The OR of in-hospital mortality for patients treated with high-dose furosemide was compared to patients treated with low-dose furosemide (total furosemide dose <100 mg within 48 h) and was graphically described at each level of eGFR. The interaction between renal function and the prognostic impact of high-dose diuretics was examined for in-hospital all-cause death. Statistical analyses were performed using R version 3.2.0 (R foundation for Statistical Computing, Vienna, Austria) and the graphical user interface EZR [24]. In all analyses, P < 0.05 was taken to indicate statistical significance.
Results
Of the total of 1278 potentially eligible AHF patients admitted to one of the three participating hospitals, 1094 patients were finally included in the analyses (Fig. 1). No patients were treated with any intravenous diuretics other than furosemide. The median dose of intravenous furosemide used within 48 h of admission was 60 mg and the interquartile range was 20–100 mg. The whole cohort was divided into high- and low-dose furosemide groups according to the definition outlined above (Table 1). The high-dose furosemide group included more males, had less history of hypertension and atrial fibrillation, and higher prescribed furosemide dose at admission, lower hemoglobin and albumin, and higher potassium level. There were also pronounced differences in renal function (creatinine and BUN) and BNP at admission between the two groups.
Study flowchart
There were 92 all-cause in-hospital deaths (8.4 %), and Fig. 2 shows in-hospital mortality in the whole cohort and subgroups. In the whole cohort, the in-hospital mortality rate was higher in the high-dose furosemide than the low-dose furosemide group (12.5 vs. 6.6 %, respectively, P = 0.001). However, in-hospital mortality rates were significantly different between groups only in the RD subgroup (15.6 vs. 7.0 %, respectively, P < 0.001) but not in the non-RD subgroup (2.5 vs. 5.9 %, respectively, P = 0.384).
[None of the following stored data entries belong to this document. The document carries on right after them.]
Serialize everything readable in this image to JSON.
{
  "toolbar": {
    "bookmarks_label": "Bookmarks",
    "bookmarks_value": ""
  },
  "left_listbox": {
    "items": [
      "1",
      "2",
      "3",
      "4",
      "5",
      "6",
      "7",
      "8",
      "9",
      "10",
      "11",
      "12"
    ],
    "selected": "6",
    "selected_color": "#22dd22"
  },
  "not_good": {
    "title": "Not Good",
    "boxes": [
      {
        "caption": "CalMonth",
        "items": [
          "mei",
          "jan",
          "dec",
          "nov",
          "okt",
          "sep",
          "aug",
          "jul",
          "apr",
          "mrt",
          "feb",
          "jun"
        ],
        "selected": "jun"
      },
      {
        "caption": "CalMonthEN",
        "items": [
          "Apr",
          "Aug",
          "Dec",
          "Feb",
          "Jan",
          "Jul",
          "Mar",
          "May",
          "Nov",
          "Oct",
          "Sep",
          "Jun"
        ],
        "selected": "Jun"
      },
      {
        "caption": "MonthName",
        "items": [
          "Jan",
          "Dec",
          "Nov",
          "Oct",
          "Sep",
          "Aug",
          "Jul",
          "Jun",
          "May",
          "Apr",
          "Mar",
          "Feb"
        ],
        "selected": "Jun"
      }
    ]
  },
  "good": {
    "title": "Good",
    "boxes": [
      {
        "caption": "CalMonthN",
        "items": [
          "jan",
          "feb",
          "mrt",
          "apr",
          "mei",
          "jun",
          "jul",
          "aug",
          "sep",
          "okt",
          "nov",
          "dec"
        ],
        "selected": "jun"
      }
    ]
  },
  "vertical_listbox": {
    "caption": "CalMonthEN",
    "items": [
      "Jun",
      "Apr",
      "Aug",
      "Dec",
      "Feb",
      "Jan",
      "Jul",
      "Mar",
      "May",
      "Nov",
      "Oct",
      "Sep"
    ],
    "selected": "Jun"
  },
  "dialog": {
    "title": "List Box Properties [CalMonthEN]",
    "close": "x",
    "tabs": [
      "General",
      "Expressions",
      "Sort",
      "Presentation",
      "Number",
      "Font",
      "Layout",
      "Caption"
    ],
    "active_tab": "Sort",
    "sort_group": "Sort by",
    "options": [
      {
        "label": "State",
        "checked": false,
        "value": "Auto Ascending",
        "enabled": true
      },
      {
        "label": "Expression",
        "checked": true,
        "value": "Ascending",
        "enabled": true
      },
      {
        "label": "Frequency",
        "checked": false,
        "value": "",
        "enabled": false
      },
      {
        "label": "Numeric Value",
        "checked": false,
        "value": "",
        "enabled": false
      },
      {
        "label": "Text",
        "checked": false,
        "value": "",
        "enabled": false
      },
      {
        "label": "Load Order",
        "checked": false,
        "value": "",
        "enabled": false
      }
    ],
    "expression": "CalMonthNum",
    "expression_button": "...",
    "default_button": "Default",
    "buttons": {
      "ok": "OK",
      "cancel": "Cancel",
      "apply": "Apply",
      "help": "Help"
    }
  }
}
Incidence rates of all-cause in-hospital death in each qartile of furosemide dose
To investigate the impact of interaction between RD and deleterious effect of furosemide, we performed PS matching in high-dose and low-dose furosemide groups. The characteristics of patients treated with low- and high-dose furosemide after PS matching are listed in Table 1. After PS matching, the high- and low-dose furosemide groups were well balanced (Fig. 3). In the PS-matched cohort, high-dose furosemide was not associated with high in-hospital mortality in the whole cohort (OR 1.25, 95 % CI 0.73–2.16, P = 0.408). However, OR for in-hospital mortality was qualitatively different in the RD subgroup (OR 1.77, 95 % CI 0.96–3.28, P = 0.068) and non-RD subgroup (OR 0.23, 95 % CI 0.05–1.10, P = 0.064), and there was a significant interaction between eGFR and prognostic impact of high-dose furosemide (P for OR interaction = 0.013). These results did not change if we used RD (eGFR <60 mL/min/1.73 m2) as an interacting factor of prognostic impact of high-dose furosemide as a sensitivity analysis (P for OR interaction = 0.018). Figure 4 describes the OR of in-hospital death for patients treated with high-dose furosemide compared to those receiving low-dose furosemide estimated at each level of eGFR. An inverse relationship was observed between eGFR and OR for in-hospital death in the group treated with high-dose furosemide (decreasing OR with better eGFR).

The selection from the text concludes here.